En cas de forte affluence, il arrive souvent que les clients s’impatientent ; parfois, le personnel est insulté, dans des cas rares même agressé physiquement. Dans les points de vente étudiés, il est apparu que seul le personnel du commerce de détail était systématiquement formé à la vente d’alcool aux jeunes et à la façon de gérer la question.

  • Une formation systématique ou au moins une instruction standardisée devrait être assurée dans tous les points de vente pour que le personnel connaisse les dispositions légales et sache réagir correctement dans les situations délicates. Dans ce domaine, le soutien des supérieurs est indispensable.

Il est souvent difficile d’estimer l’âge des jeunes client-e-s en se fondant sur leur apparence, de sorte que le personnel hésite à demander une pièce d’identité.

  • Sous l’angle de la prévention, les contrôles seraient plus faciles si, jusqu’à un certain âge encore à définir, les jeunes devaient présenter automatiquement leur carte d’identité pour acheter de l’alcool.

Les employé-e-s seraient favorables à une unification de la limite d’âge à 18 ans pour l’achat de toute boisson alcoolique (comme c’est le cas au Tessin et dans certains commerces de détail). La population helvétique partage cet avis: en 2014, une enquête représentative a montré que trois personnes sur quatre étaient pour un relèvement de la limite d’âge à 18 ans.
Lors de fêtes et manifestations, la situation est particulièrement difficile pour le personnel, qui est souvent débordé.

  • La remise de bracelets de différentes couleurs facilite les contrôles. Ce système peut également être une solution dans les bars et les pubs lorsqu’il n’y a pas de filtrage à l’entrée.

 

Restaurants et petits points de vente: même traitement pour tous

Dans la restauration, mais aussi dans les petits points de vente, les établissements ont parfois peur de perdre de l’argent s’ils effectuent des contrôles trop stricts, les clients risquant de se tourner vers des concurrents moins regardants.
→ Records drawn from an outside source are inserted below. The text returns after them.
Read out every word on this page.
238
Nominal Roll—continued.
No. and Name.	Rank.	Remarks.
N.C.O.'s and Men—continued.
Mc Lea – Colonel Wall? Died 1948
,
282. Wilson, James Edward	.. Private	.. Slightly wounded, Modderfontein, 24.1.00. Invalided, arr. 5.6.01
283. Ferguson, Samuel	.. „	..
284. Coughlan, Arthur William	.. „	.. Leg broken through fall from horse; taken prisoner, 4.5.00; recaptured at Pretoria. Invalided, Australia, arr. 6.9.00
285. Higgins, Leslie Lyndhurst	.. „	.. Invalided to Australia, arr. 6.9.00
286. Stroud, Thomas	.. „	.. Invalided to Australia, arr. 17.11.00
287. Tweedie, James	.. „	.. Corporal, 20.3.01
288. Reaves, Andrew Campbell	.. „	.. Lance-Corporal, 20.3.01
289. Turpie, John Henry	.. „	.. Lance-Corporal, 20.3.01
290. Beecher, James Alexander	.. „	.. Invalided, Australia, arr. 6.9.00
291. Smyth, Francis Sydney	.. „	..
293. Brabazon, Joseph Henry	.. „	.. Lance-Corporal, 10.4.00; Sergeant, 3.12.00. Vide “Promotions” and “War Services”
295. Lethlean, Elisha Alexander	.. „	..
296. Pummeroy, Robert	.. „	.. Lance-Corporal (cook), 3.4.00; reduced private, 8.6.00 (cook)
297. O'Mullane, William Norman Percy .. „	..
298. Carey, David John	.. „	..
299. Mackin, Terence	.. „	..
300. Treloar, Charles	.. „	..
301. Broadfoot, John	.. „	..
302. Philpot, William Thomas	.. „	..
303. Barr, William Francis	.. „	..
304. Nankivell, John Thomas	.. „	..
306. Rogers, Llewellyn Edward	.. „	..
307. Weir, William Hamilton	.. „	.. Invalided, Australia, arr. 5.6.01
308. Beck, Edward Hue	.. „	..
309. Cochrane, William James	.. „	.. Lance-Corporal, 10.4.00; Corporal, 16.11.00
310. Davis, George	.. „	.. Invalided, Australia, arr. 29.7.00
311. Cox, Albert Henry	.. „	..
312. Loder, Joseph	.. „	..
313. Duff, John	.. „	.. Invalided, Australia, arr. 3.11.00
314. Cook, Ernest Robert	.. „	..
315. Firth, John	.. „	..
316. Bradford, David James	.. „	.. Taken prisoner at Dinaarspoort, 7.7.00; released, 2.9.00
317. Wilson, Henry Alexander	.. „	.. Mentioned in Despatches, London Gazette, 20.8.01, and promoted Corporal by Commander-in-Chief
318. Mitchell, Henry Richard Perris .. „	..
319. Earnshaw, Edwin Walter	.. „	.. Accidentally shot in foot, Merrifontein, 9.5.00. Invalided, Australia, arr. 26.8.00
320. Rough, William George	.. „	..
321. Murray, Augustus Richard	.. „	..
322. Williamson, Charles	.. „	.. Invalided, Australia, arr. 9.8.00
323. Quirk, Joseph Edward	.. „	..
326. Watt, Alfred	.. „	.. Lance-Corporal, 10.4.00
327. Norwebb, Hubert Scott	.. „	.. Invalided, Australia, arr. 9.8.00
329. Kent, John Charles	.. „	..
  • Les achats-tests devraient être élargis et réalisés régulièrement. Sous l’angle de la prévention, ils ont un effet dissuasif. En même temps, tout le monde est ainsi traité de la même manière. Addiction Suisse est de ce fait aussi favorable à l’introduction d’un prix minimal pour les boissons alcooliques.

 

Remise par des tiers

Quelques-unes des personnes interrogées soulignent toutefois qu’elles sont impuissantes lorsque des personnes qui ont l’âge légal pour acheter de l’alcool s’en procurent pour le remettre à des mineurs à l’extérieur de l’établissement.

  • Une campagne devrait être orchestrée afin de sensibiliser la population à la problématique de la remise d’alcool par des tiers.

«Bizarrement, on ne m’a rien expliqué. Je crois que la bière peut être vendue à partir de 16 ans et tout le reste à partir de 18 ans. Mais peut-être que je me trompe. Qu’en est-il du vin ? C’est à partir de 18 ans, non?»

«Cela se passe relativement bien, à part avec une minorité. Je me suis fait agresser aussi physiquement par des jeunes avec lesquels j’ai respecté la loi. Parce que je suis peut-être un des seuls dans le coin à respecter la loi. Je me suis fait attaquer en représailles surtout.»

«Il y a des gens qui font des remarques du style «Non mais, est-ce que j’ai l’air d’être aussi jeune que ça ?» ou «Je te la montrerai, ça fait longtemps que j’ai l’âge.»

«Cela peut être problématique. Une dizaine de jours par année, il y a tellement à faire que je ne peux pas jurer qu’absolument tout le monde est contrôlé. Ce n’est pas non plus réalisable. Il n’y en a sûrement pas beaucoup qui nous échappent, mais un ou deux réussissent certainement à passer à travers les mailles du filet.»

«C’est comme dans le tram, on prend plus facilement son billet quand on sait qu’il y aura un contrôle.»